Comme l’indique la Commission de Venise, conférer des pouvoirs étendus à un responsable politique qui occupe le poste de ministre de

la Justice « crée un risque réel d’abus ». […] le simple fait que le ministère public soit exposé à un risque d’abus politique contre lequel

la loi ne prévoit pas de garanties, met en péril l’État de droit en Pologne et suscite de graves inquiétudes. Le ministère public, et le

système judiciaire en général, doivent être non seulement indépendants et impartiaux, mais aussi être perçus comme tels.

En outre, la loi confère des pouvoirs considérables au procureur général, et par conséquent au ministre de la Justice, dans le cadre de

la nomination et de la promotion des procureurs ainsi que des actions disciplinaires prises à leur encontre (y compris la révocation).

Les procureurs sont nommés par le procureur général, sur proposition du procureur national (substitut du procureur général qui est

également un représentant politique). Si le procureur général peut solliciter l’avis d’un conseil de procureurs, il n’est pas tenu de le

respecter. Par ailleurs, il peut, « dans des cas particulièrement justifiés », nommer le candidat proposé par le procureur national sans

passer par un concours. Après la première nomination, aucun concours n’est prévu et les promotions sont décidées par la hiérarchie.
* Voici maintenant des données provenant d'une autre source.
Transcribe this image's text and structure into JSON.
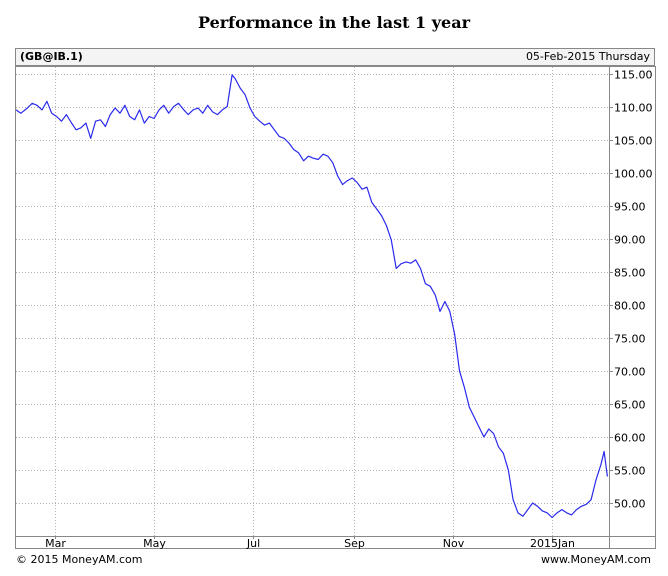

En ce qui concerne les procédures disciplinaires, le procureur général a notamment le droit d’inspecter les activités des juridictions

disciplinaires (composées des procureurs subordonnés au procureur général), de réprouver les transgressions constatées, d’exiger des

explications ainsi que la réparation des effets des transgressions.
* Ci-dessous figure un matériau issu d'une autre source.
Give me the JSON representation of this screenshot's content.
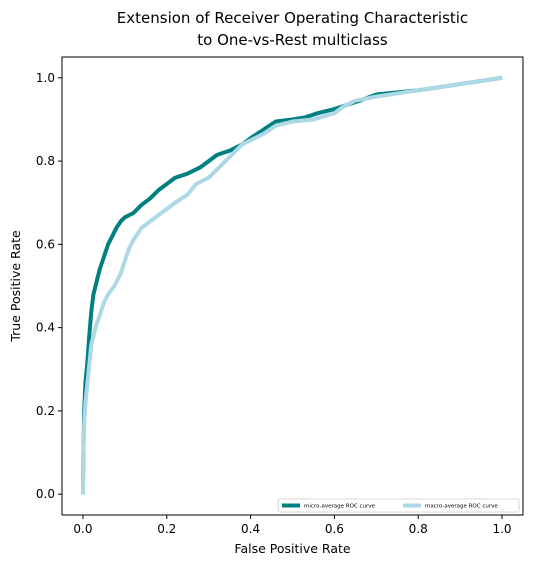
{
  "chart_data": {
    "type": "line",
    "title": [
      "Extension of Receiver Operating Characteristic",
      "to One-vs-Rest multiclass"
    ],
    "xlabel": "False Positive Rate",
    "ylabel": "True Positive Rate",
    "xlim": [
      -0.05,
      1.05
    ],
    "ylim": [
      -0.05,
      1.05
    ],
    "x_ticks": [
      "0.0",
      "0.2",
      "0.4",
      "0.6",
      "0.8",
      "1.0"
    ],
    "y_ticks": [
      "0.0",
      "0.2",
      "0.4",
      "0.6",
      "0.8",
      "1.0"
    ],
    "grid": false,
    "legend_position": "lower right",
    "series": [
      {
        "name": "micro-average ROC curve",
        "color": "#008080",
        "points": [
          [
            0.0,
            0.0
          ],
          [
            0.001,
            0.1
          ],
          [
            0.003,
            0.2
          ],
          [
            0.006,
            0.27
          ],
          [
            0.01,
            0.31
          ],
          [
            0.015,
            0.38
          ],
          [
            0.02,
            0.44
          ],
          [
            0.025,
            0.48
          ],
          [
            0.03,
            0.5
          ],
          [
            0.035,
            0.52
          ],
          [
            0.04,
            0.54
          ],
          [
            0.05,
            0.57
          ],
          [
            0.06,
            0.6
          ],
          [
            0.07,
            0.62
          ],
          [
            0.08,
            0.64
          ],
          [
            0.09,
            0.655
          ],
          [
            0.1,
            0.665
          ],
          [
            0.12,
            0.675
          ],
          [
            0.14,
            0.695
          ],
          [
            0.16,
            0.71
          ],
          [
            0.18,
            0.73
          ],
          [
            0.2,
            0.745
          ],
          [
            0.22,
            0.76
          ],
          [
            0.25,
            0.77
          ],
          [
            0.28,
            0.785
          ],
          [
            0.3,
            0.8
          ],
          [
            0.32,
            0.815
          ],
          [
            0.35,
            0.825
          ],
          [
            0.38,
            0.84
          ],
          [
            0.4,
            0.855
          ],
          [
            0.43,
            0.875
          ],
          [
            0.46,
            0.895
          ],
          [
            0.5,
            0.9
          ],
          [
            0.53,
            0.905
          ],
          [
            0.56,
            0.915
          ],
          [
            0.6,
            0.925
          ],
          [
            0.63,
            0.935
          ],
          [
            0.66,
            0.945
          ],
          [
            0.7,
            0.96
          ],
          [
            0.8,
            0.97
          ],
          [
            0.9,
            0.985
          ],
          [
            1.0,
            1.0
          ]
        ]
      },
      {
        "name": "macro-average ROC curve",
        "color": "#ADD8E6",
        "points": [
          [
            0.0,
            0.0
          ],
          [
            0.001,
            0.1
          ],
          [
            0.003,
            0.17
          ],
          [
            0.006,
            0.22
          ],
          [
            0.01,
            0.26
          ],
          [
            0.015,
            0.31
          ],
          [
            0.02,
            0.36
          ],
          [
            0.03,
            0.4
          ],
          [
            0.04,
            0.43
          ],
          [
            0.05,
            0.46
          ],
          [
            0.06,
            0.48
          ],
          [
            0.075,
            0.5
          ],
          [
            0.09,
            0.53
          ],
          [
            0.1,
            0.56
          ],
          [
            0.11,
            0.59
          ],
          [
            0.12,
            0.61
          ],
          [
            0.14,
            0.64
          ],
          [
            0.16,
            0.655
          ],
          [
            0.18,
            0.67
          ],
          [
            0.2,
            0.685
          ],
          [
            0.22,
            0.7
          ],
          [
            0.25,
            0.72
          ],
          [
            0.27,
            0.745
          ],
          [
            0.3,
            0.76
          ],
          [
            0.32,
            0.78
          ],
          [
            0.35,
            0.81
          ],
          [
            0.38,
            0.84
          ],
          [
            0.4,
            0.85
          ],
          [
            0.43,
            0.865
          ],
          [
            0.46,
            0.885
          ],
          [
            0.5,
            0.895
          ],
          [
            0.55,
            0.9
          ],
          [
            0.6,
            0.915
          ],
          [
            0.62,
            0.93
          ],
          [
            0.65,
            0.945
          ],
          [
            0.7,
            0.955
          ],
          [
            0.8,
            0.97
          ],
          [
            0.9,
            0.985
          ],
          [
            1.0,
            1.0
          ]
        ]
      }
    ]
  }
}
La combinaison de ces pouvoirs confère au procureur un contrôle total sur les carrières des procureurs individuels et du service public

en tant que tel. […] La concentration de tous ces pouvoirs (excessifs) entre les mains du ministre de la Justice expose le système aux

abus, compromet l’indépendance de la justice et va à l’encontre du principe de respect de l’État de droit. »

1. Conseil de l’Europe, Assemblée parlementaire, Le fonctionnement

des institutions démocratiques en Pologne, Rapport,

Doc. 15025, 6 janvier 2020, paras 45-58.